A recent decision from Judge Thomas Donovan in the Central District of California could allow same-sex marriages to file a joint bankruptcy petition in Southern California. Same sex marriages had been prohibited from filing a joint bankruptcy petition under the assumption that the Defense of Marriage Act prohibited the filing of a joint bankruptcy case. The Defense of Marriage Act defined a spouse as  a person of the opposite sex, and therefore did not  include a person in a same sex marriage.  Under federal bankruptcy laws this definition had been used to define who could file a joint bankruptcy petition. Recently there has been a move to dispute this definition and allow couples in same sex marriages the same rights that other marriages enjoy.

The decision in Balas, in the Central District of California could pave the way for same sex couples to file a joint bankruptcy case in Southern California. Under the Balas decision, Judge Donovan found that the Defense of Marriage Act was unconstitutional as violating the 5th amendment rights of same sex couples. The decision involved a same sex male couple who had filed for Chapter 13 bankruptcy protection. The trustee in the case moved to dismiss the case arguing that as a same sex marriage they were prohibited from filing a joint bankruptcy case under section 302 (a) of the bankruptcy code. Although the decision is not binding on other judges, the fact that 19 other judges in the Central District of California signed the decision, reflects a strong belief that same sex marriages should be afforded the same rights as other couples.

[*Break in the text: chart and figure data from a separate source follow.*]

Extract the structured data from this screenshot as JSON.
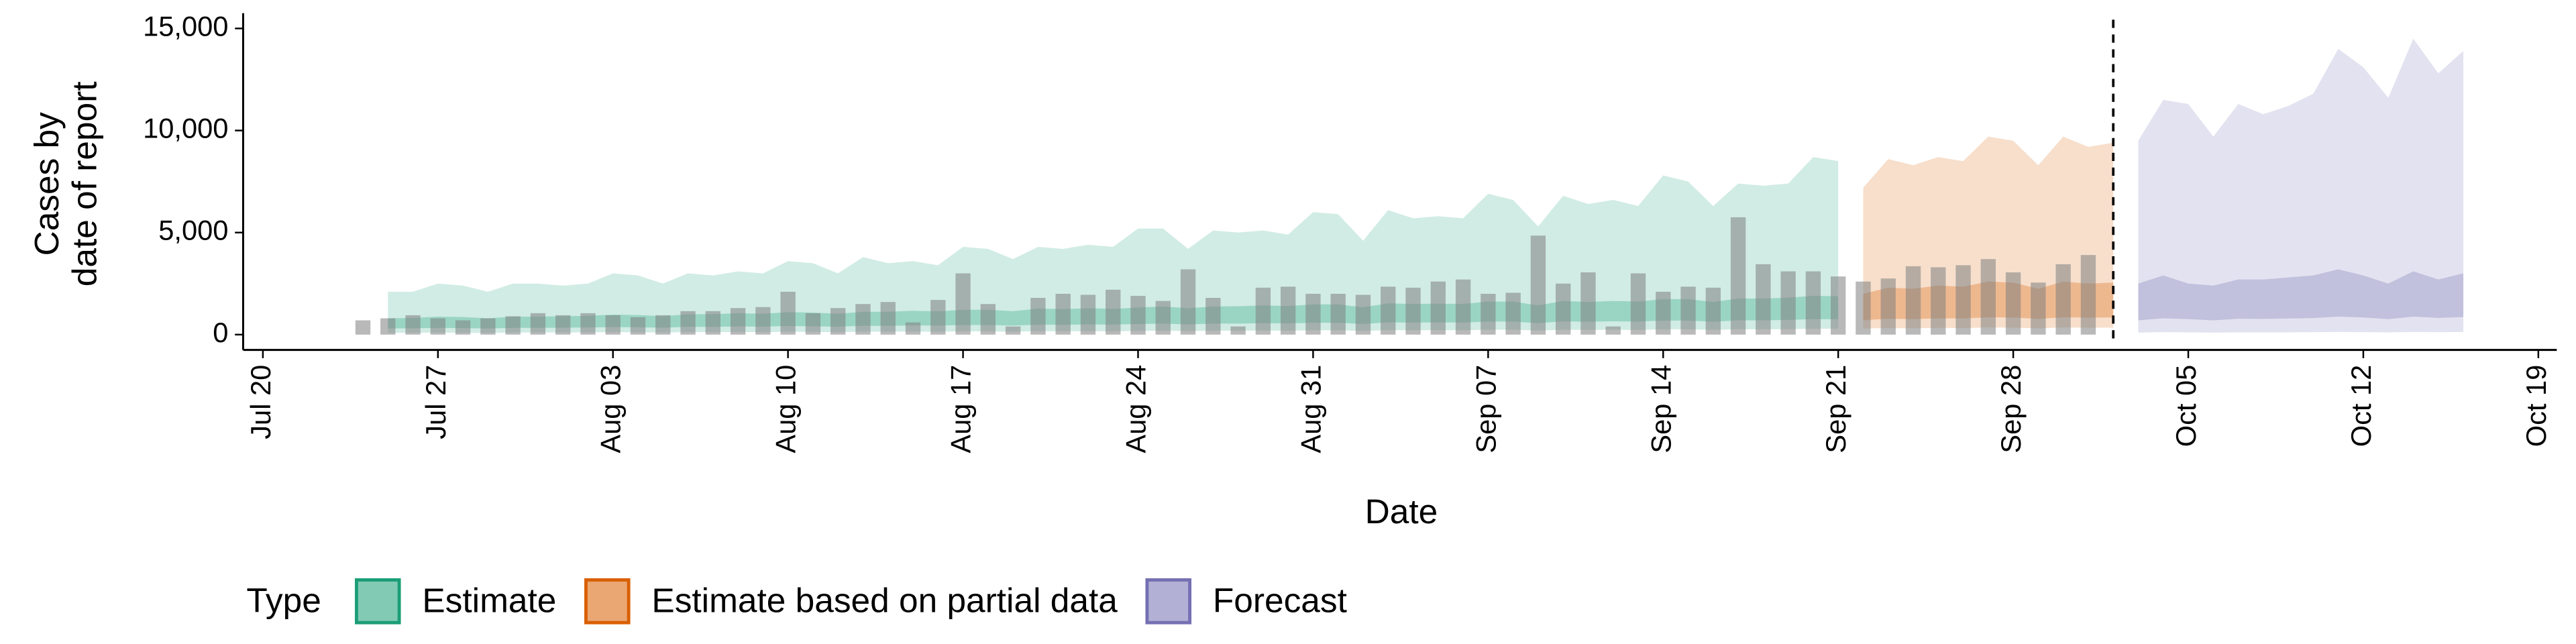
{
  "chart_data": {
    "type": "combo",
    "xlabel": "Date",
    "ylabel": [
      "Cases by",
      "date of report"
    ],
    "legend_title": "Type",
    "xlim": [
      "Jul 19",
      "Oct 20"
    ],
    "xticks": [
      "Jul 20",
      "Jul 27",
      "Aug 03",
      "Aug 10",
      "Aug 17",
      "Aug 24",
      "Aug 31",
      "Sep 07",
      "Sep 14",
      "Sep 21",
      "Sep 28",
      "Oct 05",
      "Oct 12",
      "Oct 19"
    ],
    "ylim": [
      -750,
      15750
    ],
    "yticks": [
      0,
      {
        "value": 5000,
        "label": "5,000"
      },
      {
        "value": 10000,
        "label": "10,000"
      },
      {
        "value": 15000,
        "label": "15,000"
      }
    ],
    "vline": "Oct 2",
    "bars": {
      "color": "#808080",
      "x": [
        "Jul 24",
        "Jul 25",
        "Jul 26",
        "Jul 27",
        "Jul 28",
        "Jul 29",
        "Jul 30",
        "Jul 31",
        "Aug 1",
        "Aug 2",
        "Aug 3",
        "Aug 4",
        "Aug 5",
        "Aug 6",
        "Aug 7",
        "Aug 8",
        "Aug 9",
        "Aug 10",
        "Aug 11",
        "Aug 12",
        "Aug 13",
        "Aug 14",
        "Aug 15",
        "Aug 16",
        "Aug 17",
        "Aug 18",
        "Aug 19",
        "Aug 20",
        "Aug 21",
        "Aug 22",
        "Aug 23",
        "Aug 24",
        "Aug 25",
        "Aug 26",
        "Aug 27",
        "Aug 28",
        "Aug 29",
        "Aug 30",
        "Aug 31",
        "Sep 1",
        "Sep 2",
        "Sep 3",
        "Sep 4",
        "Sep 5",
        "Sep 6",
        "Sep 7",
        "Sep 8",
        "Sep 9",
        "Sep 10",
        "Sep 11",
        "Sep 12",
        "Sep 13",
        "Sep 14",
        "Sep 15",
        "Sep 16",
        "Sep 17",
        "Sep 18",
        "Sep 19",
        "Sep 20",
        "Sep 21",
        "Sep 22",
        "Sep 23",
        "Sep 24",
        "Sep 25",
        "Sep 26",
        "Sep 27",
        "Sep 28",
        "Sep 29",
        "Sep 30",
        "Oct 1"
      ],
      "values": [
        700,
        800,
        950,
        800,
        700,
        800,
        900,
        1050,
        950,
        1050,
        950,
        850,
        950,
        1150,
        1150,
        1300,
        1350,
        2100,
        1050,
        1300,
        1500,
        1600,
        600,
        1700,
        3000,
        1500,
        400,
        1800,
        2000,
        1950,
        2200,
        1900,
        1650,
        3200,
        1800,
        400,
        2300,
        2350,
        2000,
        2000,
        1950,
        2350,
        2300,
        2600,
        2700,
        2000,
        2050,
        4850,
        2500,
        3050,
        400,
        3000,
        2100,
        2350,
        2300,
        5750,
        3450,
        3100,
        3100,
        2850,
        2600,
        2750,
        3350,
        3300,
        3400,
        3700,
        3050,
        2550,
        3450,
        3900
      ]
    },
    "series": [
      {
        "name": "Estimate",
        "color": "#1b9e77",
        "x": [
          "Jul 25",
          "Jul 26",
          "Jul 27",
          "Jul 28",
          "Jul 29",
          "Jul 30",
          "Jul 31",
          "Aug 1",
          "Aug 2",
          "Aug 3",
          "Aug 4",
          "Aug 5",
          "Aug 6",
          "Aug 7",
          "Aug 8",
          "Aug 9",
          "Aug 10",
          "Aug 11",
          "Aug 12",
          "Aug 13",
          "Aug 14",
          "Aug 15",
          "Aug 16",
          "Aug 17",
          "Aug 18",
          "Aug 19",
          "Aug 20",
          "Aug 21",
          "Aug 22",
          "Aug 23",
          "Aug 24",
          "Aug 25",
          "Aug 26",
          "Aug 27",
          "Aug 28",
          "Aug 29",
          "Aug 30",
          "Aug 31",
          "Sep 1",
          "Sep 2",
          "Sep 3",
          "Sep 4",
          "Sep 5",
          "Sep 6",
          "Sep 7",
          "Sep 8",
          "Sep 9",
          "Sep 10",
          "Sep 11",
          "Sep 12",
          "Sep 13",
          "Sep 14",
          "Sep 15",
          "Sep 16",
          "Sep 17",
          "Sep 18",
          "Sep 19",
          "Sep 20",
          "Sep 21"
        ],
        "lower_90": [
          80,
          90,
          100,
          90,
          80,
          100,
          100,
          100,
          110,
          120,
          110,
          100,
          120,
          120,
          130,
          120,
          140,
          130,
          120,
          140,
          140,
          150,
          140,
          160,
          160,
          140,
          170,
          160,
          170,
          160,
          180,
          190,
          170,
          190,
          190,
          200,
          190,
          210,
          210,
          180,
          220,
          210,
          220,
          210,
          240,
          240,
          200,
          240,
          230,
          240,
          230,
          260,
          260,
          230,
          260,
          260,
          270,
          290,
          290
        ],
        "upper_90": [
          2100,
          2100,
          2500,
          2400,
          2100,
          2500,
          2500,
          2400,
          2500,
          3000,
          2900,
          2500,
          3000,
          2900,
          3100,
          3000,
          3600,
          3500,
          3000,
          3800,
          3500,
          3600,
          3400,
          4300,
          4200,
          3700,
          4300,
          4200,
          4400,
          4300,
          5200,
          5200,
          4200,
          5100,
          5000,
          5100,
          4900,
          6000,
          5900,
          4600,
          6100,
          5700,
          5800,
          5700,
          6900,
          6600,
          5300,
          6800,
          6400,
          6600,
          6300,
          7800,
          7500,
          6300,
          7400,
          7300,
          7400,
          8700,
          8500
        ],
        "lower_50": [
          300,
          310,
          330,
          320,
          300,
          330,
          330,
          340,
          350,
          370,
          360,
          340,
          380,
          380,
          400,
          390,
          420,
          410,
          390,
          430,
          430,
          450,
          440,
          470,
          470,
          440,
          490,
          480,
          500,
          490,
          520,
          540,
          500,
          540,
          540,
          560,
          550,
          580,
          580,
          520,
          600,
          590,
          600,
          590,
          640,
          640,
          560,
          650,
          630,
          650,
          640,
          690,
          690,
          630,
          700,
          700,
          720,
          760,
          750
        ],
        "upper_50": [
          800,
          820,
          880,
          860,
          800,
          880,
          880,
          900,
          920,
          980,
          960,
          900,
          1000,
          1000,
          1050,
          1020,
          1100,
          1080,
          1020,
          1120,
          1120,
          1170,
          1140,
          1220,
          1220,
          1150,
          1270,
          1250,
          1290,
          1260,
          1330,
          1380,
          1290,
          1380,
          1390,
          1430,
          1400,
          1480,
          1480,
          1340,
          1530,
          1500,
          1520,
          1500,
          1620,
          1620,
          1430,
          1650,
          1600,
          1650,
          1620,
          1740,
          1740,
          1600,
          1770,
          1770,
          1810,
          1900,
          1880
        ]
      },
      {
        "name": "Estimate based on partial data",
        "color": "#d95f02",
        "x": [
          "Sep 22",
          "Sep 23",
          "Sep 24",
          "Sep 25",
          "Sep 26",
          "Sep 27",
          "Sep 28",
          "Sep 29",
          "Sep 30",
          "Oct 1",
          "Oct 2"
        ],
        "lower_90": [
          300,
          320,
          310,
          330,
          320,
          350,
          340,
          310,
          350,
          340,
          345
        ],
        "upper_90": [
          7200,
          8600,
          8300,
          8700,
          8500,
          9700,
          9500,
          8300,
          9700,
          9200,
          9400
        ],
        "lower_50": [
          700,
          780,
          760,
          800,
          790,
          850,
          840,
          770,
          850,
          830,
          840
        ],
        "upper_50": [
          2000,
          2300,
          2250,
          2400,
          2350,
          2600,
          2550,
          2250,
          2600,
          2500,
          2550
        ]
      },
      {
        "name": "Forecast",
        "color": "#7570b3",
        "x": [
          "Oct 3",
          "Oct 4",
          "Oct 5",
          "Oct 6",
          "Oct 7",
          "Oct 8",
          "Oct 9",
          "Oct 10",
          "Oct 11",
          "Oct 12",
          "Oct 13",
          "Oct 14",
          "Oct 15",
          "Oct 16"
        ],
        "lower_90": [
          100,
          120,
          110,
          100,
          110,
          110,
          110,
          120,
          130,
          120,
          110,
          130,
          120,
          130
        ],
        "upper_90": [
          9500,
          11500,
          11300,
          9700,
          11300,
          10800,
          11200,
          11800,
          14000,
          13100,
          11600,
          14500,
          12800,
          13900
        ],
        "lower_50": [
          700,
          800,
          760,
          700,
          780,
          770,
          790,
          810,
          880,
          840,
          760,
          880,
          820,
          860
        ],
        "upper_50": [
          2500,
          2900,
          2500,
          2400,
          2700,
          2700,
          2800,
          2900,
          3200,
          2900,
          2500,
          3100,
          2700,
          3000
        ]
      }
    ]
  }
}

This is an important move toward removing discriminatory barriers that previously prevented gay marriages from attempting to resolve their financial hardships through a joint effort in bankruptcy.  As in any other marriage, same sex marriages, have  their finances, and assets so intermingled that it requires many times a  joint resolution of their financial situation.  Allowing a joint bankruptcy filing for same sex marriages will reduce the costs associated with filing two separate bankruptcy cases and will eliminate many of the  issues presented when administering two separate cases that are clearly intermingled.

California bankruptcy attorneys can hopefully use the supporting argument to help ensure that same sex marriages are allowed the same equal treatment that couples of the opposite sex have received.  More than likely this decision will pave the way for future decisions that become binding precedent for other courts to follow. The decisions on this issue will likely reach the Supreme Court who will have to rule on the issue of whether the Defense of Marriage is unconstitutional as applied in bankruptcy.